The divisions reflect a deeper strategic anxiety. The EU faces industrial competitiveness decline, heightened security concerns and internal governance dysfunction across its 27 members, said Wang Yiwei, director of the European Union Research Center at Renmin University in Beijing. "The EU hopes to divert internal contradictions by taking a tough stance on China," he said.
Germany's Economy Minister Robert Habeck visited Beijing this week with 35 business leaders, seeking to expand cooperation rather than confrontation. German industry relies heavily on China as both a market and supply chain partner, with bilateral trade exceeding 240 billion euros in 2025.
Beijing's countermeasures
China has already begun pushing back.

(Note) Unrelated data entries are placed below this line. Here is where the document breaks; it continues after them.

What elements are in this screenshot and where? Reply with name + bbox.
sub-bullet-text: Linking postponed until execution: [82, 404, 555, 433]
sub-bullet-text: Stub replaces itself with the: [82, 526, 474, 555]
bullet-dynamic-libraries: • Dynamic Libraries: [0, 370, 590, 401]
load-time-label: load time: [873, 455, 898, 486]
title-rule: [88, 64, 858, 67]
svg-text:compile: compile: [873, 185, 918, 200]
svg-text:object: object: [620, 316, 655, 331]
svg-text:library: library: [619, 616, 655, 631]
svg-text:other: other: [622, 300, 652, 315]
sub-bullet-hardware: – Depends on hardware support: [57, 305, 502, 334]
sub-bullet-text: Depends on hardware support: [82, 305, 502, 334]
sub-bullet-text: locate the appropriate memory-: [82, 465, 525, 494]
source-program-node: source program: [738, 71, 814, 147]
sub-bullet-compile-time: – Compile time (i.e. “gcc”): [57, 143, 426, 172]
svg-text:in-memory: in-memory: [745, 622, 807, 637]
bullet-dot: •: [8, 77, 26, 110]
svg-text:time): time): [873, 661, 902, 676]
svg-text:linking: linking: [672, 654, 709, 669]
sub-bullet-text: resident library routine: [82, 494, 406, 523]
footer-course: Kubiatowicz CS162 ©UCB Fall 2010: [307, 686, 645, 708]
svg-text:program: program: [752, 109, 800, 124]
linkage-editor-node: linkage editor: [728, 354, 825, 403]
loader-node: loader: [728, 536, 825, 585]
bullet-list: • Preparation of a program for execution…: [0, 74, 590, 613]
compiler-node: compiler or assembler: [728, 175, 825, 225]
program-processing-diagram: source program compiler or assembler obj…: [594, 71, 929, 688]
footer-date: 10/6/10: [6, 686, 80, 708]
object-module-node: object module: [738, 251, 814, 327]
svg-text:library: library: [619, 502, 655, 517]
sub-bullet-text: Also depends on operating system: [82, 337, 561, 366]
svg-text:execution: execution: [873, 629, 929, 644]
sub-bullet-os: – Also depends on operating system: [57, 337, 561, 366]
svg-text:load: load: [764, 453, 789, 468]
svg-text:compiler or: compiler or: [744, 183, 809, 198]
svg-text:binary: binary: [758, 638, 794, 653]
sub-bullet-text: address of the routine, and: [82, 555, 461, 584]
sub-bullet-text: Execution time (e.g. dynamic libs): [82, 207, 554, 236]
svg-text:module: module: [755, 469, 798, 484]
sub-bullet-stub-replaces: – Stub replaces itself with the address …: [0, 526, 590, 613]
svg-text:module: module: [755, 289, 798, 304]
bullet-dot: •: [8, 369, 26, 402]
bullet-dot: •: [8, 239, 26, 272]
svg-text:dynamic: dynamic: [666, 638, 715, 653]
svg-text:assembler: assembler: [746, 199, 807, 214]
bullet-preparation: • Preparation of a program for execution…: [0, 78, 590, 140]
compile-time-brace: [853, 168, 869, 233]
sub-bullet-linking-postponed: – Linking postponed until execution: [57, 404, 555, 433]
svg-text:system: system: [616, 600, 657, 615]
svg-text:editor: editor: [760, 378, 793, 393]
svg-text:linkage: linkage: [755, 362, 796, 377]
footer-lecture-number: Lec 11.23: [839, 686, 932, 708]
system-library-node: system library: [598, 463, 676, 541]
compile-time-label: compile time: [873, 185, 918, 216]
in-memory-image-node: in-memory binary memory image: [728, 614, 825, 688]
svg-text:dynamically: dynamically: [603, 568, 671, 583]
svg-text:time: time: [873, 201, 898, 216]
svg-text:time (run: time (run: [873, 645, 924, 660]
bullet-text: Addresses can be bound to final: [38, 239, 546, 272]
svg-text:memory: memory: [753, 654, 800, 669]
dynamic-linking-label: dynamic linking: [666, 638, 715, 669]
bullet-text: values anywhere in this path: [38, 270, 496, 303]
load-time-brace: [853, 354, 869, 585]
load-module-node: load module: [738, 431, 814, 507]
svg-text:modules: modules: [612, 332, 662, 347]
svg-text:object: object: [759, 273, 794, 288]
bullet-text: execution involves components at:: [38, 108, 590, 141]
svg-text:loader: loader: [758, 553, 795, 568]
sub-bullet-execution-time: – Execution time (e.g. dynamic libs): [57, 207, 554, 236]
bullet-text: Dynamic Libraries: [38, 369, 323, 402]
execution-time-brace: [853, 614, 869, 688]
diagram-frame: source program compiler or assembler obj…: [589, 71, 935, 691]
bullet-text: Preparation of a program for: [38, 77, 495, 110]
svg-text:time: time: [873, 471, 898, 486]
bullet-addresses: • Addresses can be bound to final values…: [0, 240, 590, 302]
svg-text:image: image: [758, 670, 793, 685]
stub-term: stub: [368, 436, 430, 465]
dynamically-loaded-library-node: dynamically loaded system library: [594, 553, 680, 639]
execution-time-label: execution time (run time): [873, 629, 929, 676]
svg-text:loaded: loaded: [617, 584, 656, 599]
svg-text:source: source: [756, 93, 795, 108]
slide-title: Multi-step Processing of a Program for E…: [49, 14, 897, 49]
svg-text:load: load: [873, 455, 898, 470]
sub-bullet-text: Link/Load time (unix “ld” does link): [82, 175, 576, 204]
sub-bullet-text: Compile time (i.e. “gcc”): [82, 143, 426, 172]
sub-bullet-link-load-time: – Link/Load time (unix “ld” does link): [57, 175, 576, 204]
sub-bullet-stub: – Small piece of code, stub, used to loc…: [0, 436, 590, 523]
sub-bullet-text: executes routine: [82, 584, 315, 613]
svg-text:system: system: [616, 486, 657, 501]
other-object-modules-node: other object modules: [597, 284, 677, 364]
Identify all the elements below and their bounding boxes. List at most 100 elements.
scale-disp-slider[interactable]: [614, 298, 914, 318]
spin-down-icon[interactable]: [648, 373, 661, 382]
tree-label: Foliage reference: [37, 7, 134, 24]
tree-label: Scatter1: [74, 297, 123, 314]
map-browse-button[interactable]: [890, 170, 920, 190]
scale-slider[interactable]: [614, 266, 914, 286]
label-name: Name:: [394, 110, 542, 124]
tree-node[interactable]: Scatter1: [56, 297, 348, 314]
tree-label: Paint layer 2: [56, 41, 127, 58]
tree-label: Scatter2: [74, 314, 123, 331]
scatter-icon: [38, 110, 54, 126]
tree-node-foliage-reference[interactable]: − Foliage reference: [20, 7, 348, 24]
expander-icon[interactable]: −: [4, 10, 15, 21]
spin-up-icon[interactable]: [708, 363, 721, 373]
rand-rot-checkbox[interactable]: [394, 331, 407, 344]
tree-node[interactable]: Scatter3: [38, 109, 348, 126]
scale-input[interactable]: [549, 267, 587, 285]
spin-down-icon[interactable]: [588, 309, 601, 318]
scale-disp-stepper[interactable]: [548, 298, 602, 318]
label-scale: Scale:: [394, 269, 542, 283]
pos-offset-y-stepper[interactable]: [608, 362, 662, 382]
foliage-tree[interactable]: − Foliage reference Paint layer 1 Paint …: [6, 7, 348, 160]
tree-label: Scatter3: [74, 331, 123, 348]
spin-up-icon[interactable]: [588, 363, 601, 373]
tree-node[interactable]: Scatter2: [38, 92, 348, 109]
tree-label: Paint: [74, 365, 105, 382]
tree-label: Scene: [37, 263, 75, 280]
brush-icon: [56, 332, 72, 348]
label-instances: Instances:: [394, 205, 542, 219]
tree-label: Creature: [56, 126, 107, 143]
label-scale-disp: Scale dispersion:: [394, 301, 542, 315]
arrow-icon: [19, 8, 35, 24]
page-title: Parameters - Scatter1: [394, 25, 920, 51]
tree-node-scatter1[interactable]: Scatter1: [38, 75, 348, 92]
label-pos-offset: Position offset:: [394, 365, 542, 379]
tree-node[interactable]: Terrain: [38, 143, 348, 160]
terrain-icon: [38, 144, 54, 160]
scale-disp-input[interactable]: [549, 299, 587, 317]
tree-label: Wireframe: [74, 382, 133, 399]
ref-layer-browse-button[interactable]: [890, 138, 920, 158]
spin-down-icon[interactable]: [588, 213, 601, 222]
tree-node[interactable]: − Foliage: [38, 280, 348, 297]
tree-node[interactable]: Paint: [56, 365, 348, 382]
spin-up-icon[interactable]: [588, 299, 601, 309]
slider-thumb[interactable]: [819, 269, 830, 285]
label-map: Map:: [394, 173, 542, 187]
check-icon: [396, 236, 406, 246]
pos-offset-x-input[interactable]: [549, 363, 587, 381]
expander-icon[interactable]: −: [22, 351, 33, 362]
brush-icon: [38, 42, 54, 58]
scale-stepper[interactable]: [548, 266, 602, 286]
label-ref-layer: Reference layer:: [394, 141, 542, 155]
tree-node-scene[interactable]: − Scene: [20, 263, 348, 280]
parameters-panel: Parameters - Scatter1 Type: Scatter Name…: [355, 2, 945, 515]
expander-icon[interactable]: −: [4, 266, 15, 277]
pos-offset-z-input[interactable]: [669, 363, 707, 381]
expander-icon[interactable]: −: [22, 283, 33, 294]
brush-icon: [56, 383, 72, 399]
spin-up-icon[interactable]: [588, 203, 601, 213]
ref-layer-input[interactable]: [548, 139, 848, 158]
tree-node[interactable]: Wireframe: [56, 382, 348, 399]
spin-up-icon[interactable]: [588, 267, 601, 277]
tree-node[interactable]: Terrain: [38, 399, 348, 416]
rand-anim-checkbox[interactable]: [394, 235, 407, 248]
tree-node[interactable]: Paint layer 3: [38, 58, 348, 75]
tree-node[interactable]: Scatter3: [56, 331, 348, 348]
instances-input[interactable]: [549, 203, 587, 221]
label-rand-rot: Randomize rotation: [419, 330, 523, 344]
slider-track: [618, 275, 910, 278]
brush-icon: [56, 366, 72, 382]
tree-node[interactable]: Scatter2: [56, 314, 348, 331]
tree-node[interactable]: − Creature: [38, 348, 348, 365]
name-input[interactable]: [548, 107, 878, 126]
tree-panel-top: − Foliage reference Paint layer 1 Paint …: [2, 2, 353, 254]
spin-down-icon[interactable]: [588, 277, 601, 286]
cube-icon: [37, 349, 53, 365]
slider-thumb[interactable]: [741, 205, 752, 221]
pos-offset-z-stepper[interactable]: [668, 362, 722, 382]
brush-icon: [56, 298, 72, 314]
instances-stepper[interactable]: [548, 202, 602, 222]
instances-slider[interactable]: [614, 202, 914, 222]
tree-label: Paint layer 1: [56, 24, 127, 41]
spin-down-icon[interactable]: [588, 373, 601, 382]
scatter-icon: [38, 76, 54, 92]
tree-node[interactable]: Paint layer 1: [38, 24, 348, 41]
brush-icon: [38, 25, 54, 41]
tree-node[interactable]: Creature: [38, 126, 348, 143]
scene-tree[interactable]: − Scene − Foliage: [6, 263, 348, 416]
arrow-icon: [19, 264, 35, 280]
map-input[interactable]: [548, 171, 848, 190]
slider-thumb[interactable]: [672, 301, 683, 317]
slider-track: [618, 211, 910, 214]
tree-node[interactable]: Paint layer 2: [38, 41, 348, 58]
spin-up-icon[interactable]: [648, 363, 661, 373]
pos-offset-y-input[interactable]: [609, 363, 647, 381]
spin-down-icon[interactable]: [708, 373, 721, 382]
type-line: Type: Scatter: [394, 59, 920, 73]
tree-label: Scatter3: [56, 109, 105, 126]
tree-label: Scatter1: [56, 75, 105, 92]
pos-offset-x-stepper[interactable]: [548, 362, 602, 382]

On May 15, the Ministry of Justice issued its first formal determination under the newly enacted Decree 835, finding that the European Commission's cross-border investigation into Chinese security equipment maker Nuctech under the EU's Foreign Subsidies Regulation constituted "improper extraterritorial application of foreign law." The decree, published April 7 alongside Decree 834 on supply chain security, empowers Chinese authorities to prohibit compliance with foreign measures deemed to harm China's sovereignty or development interests.
Chinese Ambassador to the EU Cai Run published an opinion piece in EUobserver on Thursday arguing that "the essence of China-EU economic and trade relations is mutual benefit and win-win cooperation." He noted that while China runs a goods trade surplus with the EU, the bloc maintains a services trade surplus, and much of the surplus is generated by European companies operating in China.
Market implications
The steel tariff changes carry significant economic weight. The new quota of 18.3 million tons represents a 47% reduction from 2024 levels, with over-quota tariffs doubling from 25% to 50%. The policy affects all trading partners but disproportionately hits China, the world's largest steel producer with 1.01 billion tons of output in 2025.
The last time the EU imposed comparable steel safeguards in 2018, Chinese steel exports to the bloc fell 28% over 12 months while European steel prices rose 15%, according to industry data. ArcelorMittal and ThyssenKrupp could face margin pressure from both reduced Chinese competition — which supports pricing — and potential Chinese retaliation against European industrial goods.
The June 18 EU leaders summit will determine whether the Commission's proposals become policy. Any final measures would require qualified majority approval from member states, a high bar given the current divisions. If enacted, the tariffs could push the EU's average effective tariff on Chinese goods above 10% for the first time since 2002, according to trade data compiled by the European Centre for International Political Economy.
This article is for informational purposes only and does not constitute investment advice.